- Grave at Calvary Cemetery
- Born: February 20, 1853 Montserrat
- Died: December 19, 1890 (aged 37)
- Place of burial: Calvary Cemetery, New York City
- Allegiance: United States of America
- Branch: United States Navy
- Service years: 1881 - 1884
- Rank: Ordinary Seaman
- Unit: USS Kearsarge, USS Yantic
- Awards: Medal of Honor (2)

= Robert Augustus Sweeney =

United States Navy Medal of Honor recipient (1853–1890)

Robert Augustus Sweeney (February 20, 1853 – December 19, 1890) was a sailor in the United States Navy and is one of only nineteen servicemen, and the only African American, to receive the Medal of Honor twice, both for peace-time actions.

==Biography==

Sweeney was born on February 20, 1853, on the Caribbean island of Montserrat. In 1950, the Bureau of Naval Personnel, published the leather bound Medal of Honor: the Navy, 1861-1949, stating Sweeney had been born in Montreal, Canada but this was corrected by the 1995 Facts on File two volume work, Medal of Honor Recipients 1863-1994.

==US Navy service==

Sweeney joined the Navy in New Jersey. By October 26, 1881, he was serving as an ordinary seaman on the . While Kearsarge was anchored in Hampton Roads on that day, Seaman Edward Martin Christoverson fell from a Jacob's ladder attached to the ship's lower boom and landed in the water. Christoverson's inability to swim, combined with a strong tidal current and rough seas, led to him quickly beginning to sink. Seeing this, Sweeney jumped overboard without hesitation and went to his aid. In his panic, Christoverson latched onto Sweeney and dragged him under the water. Sweeney was able to break free, but was grabbed and dragged under a second time. One of Kearsarges officers, Cadet Midshipman John B. Bernadon, then dived into the water and swam to help the men. Together, Sweeney and Bernadon were able to keep Christoverson afloat and, once their shipmates had thrown them a rope, pulled him back aboard ship. For this action, Sweeney was awarded his first Medal of Honor six days later, on November 1.

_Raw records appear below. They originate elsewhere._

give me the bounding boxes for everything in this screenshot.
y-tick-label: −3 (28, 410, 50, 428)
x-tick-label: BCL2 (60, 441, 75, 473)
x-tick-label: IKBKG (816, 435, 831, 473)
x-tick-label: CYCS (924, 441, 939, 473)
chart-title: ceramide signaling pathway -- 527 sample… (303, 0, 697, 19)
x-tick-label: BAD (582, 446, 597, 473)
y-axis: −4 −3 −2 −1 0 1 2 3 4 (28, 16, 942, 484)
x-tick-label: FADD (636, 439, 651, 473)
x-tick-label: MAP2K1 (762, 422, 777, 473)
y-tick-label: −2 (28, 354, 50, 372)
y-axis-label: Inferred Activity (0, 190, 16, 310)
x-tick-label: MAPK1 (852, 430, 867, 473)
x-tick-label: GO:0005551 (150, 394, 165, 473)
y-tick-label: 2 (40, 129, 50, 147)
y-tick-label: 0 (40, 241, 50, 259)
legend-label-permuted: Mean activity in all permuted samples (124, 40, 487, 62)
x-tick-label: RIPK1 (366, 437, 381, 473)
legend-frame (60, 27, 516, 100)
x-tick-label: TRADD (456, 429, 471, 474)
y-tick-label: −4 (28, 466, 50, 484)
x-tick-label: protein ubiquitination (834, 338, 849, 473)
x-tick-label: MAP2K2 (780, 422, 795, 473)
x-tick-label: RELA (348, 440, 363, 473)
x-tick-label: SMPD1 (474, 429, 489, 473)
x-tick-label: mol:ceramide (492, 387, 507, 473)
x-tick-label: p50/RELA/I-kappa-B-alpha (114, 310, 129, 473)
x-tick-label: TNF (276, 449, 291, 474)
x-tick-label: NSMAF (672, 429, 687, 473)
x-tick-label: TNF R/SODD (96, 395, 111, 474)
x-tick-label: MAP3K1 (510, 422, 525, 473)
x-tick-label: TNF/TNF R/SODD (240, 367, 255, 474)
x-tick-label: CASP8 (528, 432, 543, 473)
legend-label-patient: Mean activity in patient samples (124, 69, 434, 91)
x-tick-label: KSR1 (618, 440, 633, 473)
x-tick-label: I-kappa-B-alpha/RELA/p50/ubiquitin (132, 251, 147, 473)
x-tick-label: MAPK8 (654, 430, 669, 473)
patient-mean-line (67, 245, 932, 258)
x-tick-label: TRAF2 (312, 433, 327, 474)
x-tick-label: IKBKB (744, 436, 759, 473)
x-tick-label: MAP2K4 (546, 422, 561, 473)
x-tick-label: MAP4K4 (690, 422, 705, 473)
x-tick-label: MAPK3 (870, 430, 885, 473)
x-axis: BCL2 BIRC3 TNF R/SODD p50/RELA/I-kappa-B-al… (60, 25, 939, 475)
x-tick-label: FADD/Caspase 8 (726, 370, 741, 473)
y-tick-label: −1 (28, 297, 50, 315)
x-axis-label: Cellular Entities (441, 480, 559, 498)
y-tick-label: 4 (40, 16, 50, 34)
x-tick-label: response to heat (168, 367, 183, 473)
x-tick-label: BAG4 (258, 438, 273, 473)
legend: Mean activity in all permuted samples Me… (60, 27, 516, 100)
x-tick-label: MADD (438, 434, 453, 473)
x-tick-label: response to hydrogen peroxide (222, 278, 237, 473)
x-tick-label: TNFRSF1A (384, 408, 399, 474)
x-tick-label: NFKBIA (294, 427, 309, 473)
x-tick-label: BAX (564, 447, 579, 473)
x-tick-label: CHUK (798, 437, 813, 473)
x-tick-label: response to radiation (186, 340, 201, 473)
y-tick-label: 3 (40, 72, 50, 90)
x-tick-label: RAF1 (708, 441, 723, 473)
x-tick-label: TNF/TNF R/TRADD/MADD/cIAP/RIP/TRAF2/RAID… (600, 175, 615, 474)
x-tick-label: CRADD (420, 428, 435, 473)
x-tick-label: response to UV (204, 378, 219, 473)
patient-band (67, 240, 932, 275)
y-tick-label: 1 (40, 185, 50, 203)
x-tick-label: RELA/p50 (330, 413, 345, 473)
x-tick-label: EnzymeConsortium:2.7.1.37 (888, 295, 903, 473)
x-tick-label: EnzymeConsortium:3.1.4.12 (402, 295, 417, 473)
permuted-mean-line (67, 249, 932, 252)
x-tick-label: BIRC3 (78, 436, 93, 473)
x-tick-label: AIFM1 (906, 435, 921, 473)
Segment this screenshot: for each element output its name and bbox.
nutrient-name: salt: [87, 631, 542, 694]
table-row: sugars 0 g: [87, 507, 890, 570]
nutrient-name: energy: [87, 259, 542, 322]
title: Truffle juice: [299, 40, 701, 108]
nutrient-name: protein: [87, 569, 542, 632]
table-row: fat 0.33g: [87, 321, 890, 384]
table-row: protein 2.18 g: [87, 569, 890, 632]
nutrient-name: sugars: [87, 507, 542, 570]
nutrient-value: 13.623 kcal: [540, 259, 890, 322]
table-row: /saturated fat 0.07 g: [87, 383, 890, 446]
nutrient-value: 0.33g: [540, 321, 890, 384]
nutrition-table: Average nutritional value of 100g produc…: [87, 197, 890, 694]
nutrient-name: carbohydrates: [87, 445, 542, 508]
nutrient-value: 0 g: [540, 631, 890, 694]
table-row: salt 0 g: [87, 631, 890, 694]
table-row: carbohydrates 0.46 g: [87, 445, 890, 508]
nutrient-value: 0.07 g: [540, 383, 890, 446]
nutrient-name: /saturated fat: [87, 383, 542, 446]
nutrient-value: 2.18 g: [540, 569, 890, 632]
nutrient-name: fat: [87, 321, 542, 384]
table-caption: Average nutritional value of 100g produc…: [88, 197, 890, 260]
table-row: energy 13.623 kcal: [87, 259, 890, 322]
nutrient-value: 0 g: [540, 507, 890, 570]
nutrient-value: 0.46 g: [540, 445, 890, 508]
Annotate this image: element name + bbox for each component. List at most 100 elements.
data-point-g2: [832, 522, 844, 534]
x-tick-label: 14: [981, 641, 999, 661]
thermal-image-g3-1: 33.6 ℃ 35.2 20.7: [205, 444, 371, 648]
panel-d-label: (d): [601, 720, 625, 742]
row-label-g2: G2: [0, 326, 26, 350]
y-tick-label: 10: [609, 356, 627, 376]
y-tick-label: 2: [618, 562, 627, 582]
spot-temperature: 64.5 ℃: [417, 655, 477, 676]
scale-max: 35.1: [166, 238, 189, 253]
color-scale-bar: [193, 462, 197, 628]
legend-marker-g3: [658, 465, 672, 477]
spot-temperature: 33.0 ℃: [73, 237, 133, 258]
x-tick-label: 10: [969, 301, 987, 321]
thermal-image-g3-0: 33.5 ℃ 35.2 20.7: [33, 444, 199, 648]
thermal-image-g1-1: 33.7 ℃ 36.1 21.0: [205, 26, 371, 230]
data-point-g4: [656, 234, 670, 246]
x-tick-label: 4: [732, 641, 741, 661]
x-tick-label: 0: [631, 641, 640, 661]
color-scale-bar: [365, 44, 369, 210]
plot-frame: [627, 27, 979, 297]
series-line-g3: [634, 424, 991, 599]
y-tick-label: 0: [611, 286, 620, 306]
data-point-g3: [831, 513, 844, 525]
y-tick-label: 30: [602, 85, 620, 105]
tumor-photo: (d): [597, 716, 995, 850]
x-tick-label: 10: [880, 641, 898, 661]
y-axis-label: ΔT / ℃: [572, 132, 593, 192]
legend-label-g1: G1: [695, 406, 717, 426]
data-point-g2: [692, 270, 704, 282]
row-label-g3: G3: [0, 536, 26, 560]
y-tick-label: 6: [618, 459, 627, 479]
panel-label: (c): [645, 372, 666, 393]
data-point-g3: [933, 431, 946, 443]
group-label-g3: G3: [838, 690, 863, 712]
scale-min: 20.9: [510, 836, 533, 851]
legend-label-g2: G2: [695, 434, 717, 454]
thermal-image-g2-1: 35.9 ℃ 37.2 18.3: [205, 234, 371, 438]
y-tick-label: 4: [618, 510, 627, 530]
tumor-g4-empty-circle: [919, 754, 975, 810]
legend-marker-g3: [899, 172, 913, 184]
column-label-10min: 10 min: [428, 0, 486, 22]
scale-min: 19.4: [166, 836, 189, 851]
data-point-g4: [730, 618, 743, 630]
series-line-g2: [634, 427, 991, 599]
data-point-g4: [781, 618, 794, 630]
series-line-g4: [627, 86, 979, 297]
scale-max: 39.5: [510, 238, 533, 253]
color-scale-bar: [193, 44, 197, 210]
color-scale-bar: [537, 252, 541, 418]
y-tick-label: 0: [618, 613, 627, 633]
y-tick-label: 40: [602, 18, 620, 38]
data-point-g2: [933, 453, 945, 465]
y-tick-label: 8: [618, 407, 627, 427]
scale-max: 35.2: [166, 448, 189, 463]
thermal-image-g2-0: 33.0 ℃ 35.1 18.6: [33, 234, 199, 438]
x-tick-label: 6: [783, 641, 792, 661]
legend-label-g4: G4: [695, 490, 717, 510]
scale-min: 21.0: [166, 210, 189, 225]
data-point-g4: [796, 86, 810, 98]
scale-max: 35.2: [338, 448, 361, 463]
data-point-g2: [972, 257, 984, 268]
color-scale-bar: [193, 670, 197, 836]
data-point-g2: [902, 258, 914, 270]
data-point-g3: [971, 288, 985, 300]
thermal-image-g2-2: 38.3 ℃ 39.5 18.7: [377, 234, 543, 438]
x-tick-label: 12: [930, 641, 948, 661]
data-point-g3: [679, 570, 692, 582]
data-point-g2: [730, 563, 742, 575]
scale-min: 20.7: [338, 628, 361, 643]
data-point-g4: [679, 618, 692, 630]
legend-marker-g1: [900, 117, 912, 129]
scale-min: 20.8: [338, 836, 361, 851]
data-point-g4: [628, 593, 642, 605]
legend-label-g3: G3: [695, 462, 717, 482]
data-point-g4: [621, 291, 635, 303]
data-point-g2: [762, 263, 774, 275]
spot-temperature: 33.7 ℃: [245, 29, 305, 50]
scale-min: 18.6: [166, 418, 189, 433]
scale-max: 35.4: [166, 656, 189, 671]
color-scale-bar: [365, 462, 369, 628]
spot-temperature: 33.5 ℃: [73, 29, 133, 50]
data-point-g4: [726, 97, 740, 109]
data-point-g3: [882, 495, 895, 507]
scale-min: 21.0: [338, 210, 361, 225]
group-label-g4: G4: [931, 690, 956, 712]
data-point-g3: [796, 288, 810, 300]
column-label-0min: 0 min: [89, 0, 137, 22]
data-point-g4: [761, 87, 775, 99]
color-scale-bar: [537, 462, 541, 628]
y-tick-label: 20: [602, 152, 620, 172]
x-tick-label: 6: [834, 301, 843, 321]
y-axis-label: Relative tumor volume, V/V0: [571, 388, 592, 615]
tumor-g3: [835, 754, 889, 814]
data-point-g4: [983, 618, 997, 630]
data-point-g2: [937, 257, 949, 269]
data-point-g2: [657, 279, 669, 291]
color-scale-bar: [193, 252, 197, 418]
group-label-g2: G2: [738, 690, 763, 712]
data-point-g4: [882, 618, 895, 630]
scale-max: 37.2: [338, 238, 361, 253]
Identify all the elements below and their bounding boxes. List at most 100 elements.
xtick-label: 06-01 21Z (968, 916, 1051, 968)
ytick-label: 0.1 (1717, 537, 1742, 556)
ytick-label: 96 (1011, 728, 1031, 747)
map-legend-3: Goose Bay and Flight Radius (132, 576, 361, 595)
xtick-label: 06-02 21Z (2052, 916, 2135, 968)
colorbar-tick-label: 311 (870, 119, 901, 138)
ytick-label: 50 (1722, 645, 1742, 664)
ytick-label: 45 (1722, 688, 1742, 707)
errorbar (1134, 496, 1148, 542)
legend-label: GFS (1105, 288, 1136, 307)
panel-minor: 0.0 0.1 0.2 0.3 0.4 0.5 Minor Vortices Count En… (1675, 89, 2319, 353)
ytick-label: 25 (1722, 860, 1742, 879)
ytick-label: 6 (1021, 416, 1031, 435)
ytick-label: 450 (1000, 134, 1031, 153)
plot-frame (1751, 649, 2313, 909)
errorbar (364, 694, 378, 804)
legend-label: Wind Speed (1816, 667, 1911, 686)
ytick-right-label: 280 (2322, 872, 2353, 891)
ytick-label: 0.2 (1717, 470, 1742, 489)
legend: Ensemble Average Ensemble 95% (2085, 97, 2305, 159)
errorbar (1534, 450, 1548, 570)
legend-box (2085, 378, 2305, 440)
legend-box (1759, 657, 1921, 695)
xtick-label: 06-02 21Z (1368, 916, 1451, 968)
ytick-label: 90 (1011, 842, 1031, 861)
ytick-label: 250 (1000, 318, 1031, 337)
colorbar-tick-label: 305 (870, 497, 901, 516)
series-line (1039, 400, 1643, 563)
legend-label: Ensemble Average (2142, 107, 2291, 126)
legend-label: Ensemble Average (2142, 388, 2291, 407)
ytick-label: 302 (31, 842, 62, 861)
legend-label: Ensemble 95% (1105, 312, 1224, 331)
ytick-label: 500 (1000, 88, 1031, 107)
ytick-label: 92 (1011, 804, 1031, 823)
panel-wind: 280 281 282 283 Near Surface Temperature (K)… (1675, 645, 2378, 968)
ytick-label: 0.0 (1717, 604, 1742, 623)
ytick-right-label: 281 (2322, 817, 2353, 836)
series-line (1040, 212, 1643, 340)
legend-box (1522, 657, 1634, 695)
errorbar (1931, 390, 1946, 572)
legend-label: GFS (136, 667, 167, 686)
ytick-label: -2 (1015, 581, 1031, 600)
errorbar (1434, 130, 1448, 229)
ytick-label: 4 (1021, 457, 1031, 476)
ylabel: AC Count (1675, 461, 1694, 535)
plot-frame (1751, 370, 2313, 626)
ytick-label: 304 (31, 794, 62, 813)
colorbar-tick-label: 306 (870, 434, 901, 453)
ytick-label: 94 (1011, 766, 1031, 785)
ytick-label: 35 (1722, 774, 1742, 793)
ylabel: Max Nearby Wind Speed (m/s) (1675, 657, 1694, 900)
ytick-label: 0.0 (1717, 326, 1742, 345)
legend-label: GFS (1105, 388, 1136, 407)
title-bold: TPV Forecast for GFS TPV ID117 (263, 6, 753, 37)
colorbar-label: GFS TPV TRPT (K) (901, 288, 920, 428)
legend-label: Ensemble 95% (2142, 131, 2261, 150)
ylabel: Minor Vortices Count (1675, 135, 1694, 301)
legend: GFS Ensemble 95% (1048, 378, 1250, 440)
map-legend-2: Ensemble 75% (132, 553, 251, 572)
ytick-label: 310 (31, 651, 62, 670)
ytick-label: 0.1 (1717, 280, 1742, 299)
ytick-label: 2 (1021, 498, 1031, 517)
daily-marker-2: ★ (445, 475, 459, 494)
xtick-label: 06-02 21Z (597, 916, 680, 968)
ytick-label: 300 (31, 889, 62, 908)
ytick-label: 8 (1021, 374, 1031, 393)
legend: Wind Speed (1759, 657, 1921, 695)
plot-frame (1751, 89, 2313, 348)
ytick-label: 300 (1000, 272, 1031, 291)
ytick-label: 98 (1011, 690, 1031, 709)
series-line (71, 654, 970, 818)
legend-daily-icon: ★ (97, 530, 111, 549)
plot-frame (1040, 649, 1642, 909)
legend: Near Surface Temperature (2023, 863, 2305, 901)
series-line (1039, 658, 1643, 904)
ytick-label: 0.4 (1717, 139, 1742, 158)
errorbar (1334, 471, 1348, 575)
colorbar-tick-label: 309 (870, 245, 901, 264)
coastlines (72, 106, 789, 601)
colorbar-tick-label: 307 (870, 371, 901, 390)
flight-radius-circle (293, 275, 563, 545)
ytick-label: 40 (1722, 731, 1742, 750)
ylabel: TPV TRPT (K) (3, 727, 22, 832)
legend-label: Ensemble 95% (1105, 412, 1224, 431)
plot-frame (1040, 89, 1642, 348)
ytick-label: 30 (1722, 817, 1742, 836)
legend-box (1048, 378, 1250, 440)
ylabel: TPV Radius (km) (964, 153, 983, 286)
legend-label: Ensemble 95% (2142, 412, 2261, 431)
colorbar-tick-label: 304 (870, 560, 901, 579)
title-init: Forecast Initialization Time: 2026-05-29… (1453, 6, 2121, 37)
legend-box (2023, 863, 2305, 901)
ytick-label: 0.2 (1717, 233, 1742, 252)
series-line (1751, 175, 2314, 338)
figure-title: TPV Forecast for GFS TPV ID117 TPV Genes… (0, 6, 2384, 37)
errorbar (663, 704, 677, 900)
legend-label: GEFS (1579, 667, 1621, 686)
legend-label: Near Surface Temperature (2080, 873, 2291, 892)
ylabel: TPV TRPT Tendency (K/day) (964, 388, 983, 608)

On the morning of December 20, 1883, the training ship USS Jamestown was at dock at the Brooklyn Navy Yard when it shifted berth and made fast alongside the USS Yantic. In the afternoon, at about 4:15, a 3rd Class Boy named Adam Alphonse George belonging to the Jamestown fell overboard from a plank between the Jamestown and the Yantic. The ship's log of the Yantic stated that he 'would have probably drown, if it had not been for the prompt action on the part of R. A. Sweeney (O. Sea) of this vessel, and one of the Jamestown's crew (J. W. Norris), who jumped overboard to his assistance'. The letter recommending Sweeney and Norris for Medals of Honor was written by the Commanding Officer of the Jamestown, Commander Allen D. Brown. Probably because Commander Brown recommended both men, the official citation incorrectly stated Sweeney was a member of the crew of Jamestown.

Sweeney died on December 19, 1890, at age 37 and is buried at Calvary Cemetery in Queens, New York in an unknown grave.

==Medal of Honor citation==
Sweeney's first citation reads:

Serving on board the U.S.S. Kearsarge, at Hampton Roads, Va., 26 October 1881, Sweeney jumped overboard and assisted in saving from drowning a shipmate who had fallen overboard into a strongly running tide.

His second citation:

Serving on board the U.S.S. Jamestown, at the Navy Yard New York, 20 December 1883, Sweeney rescued from drowning A. A. George, who had fallen overboard from that vessel.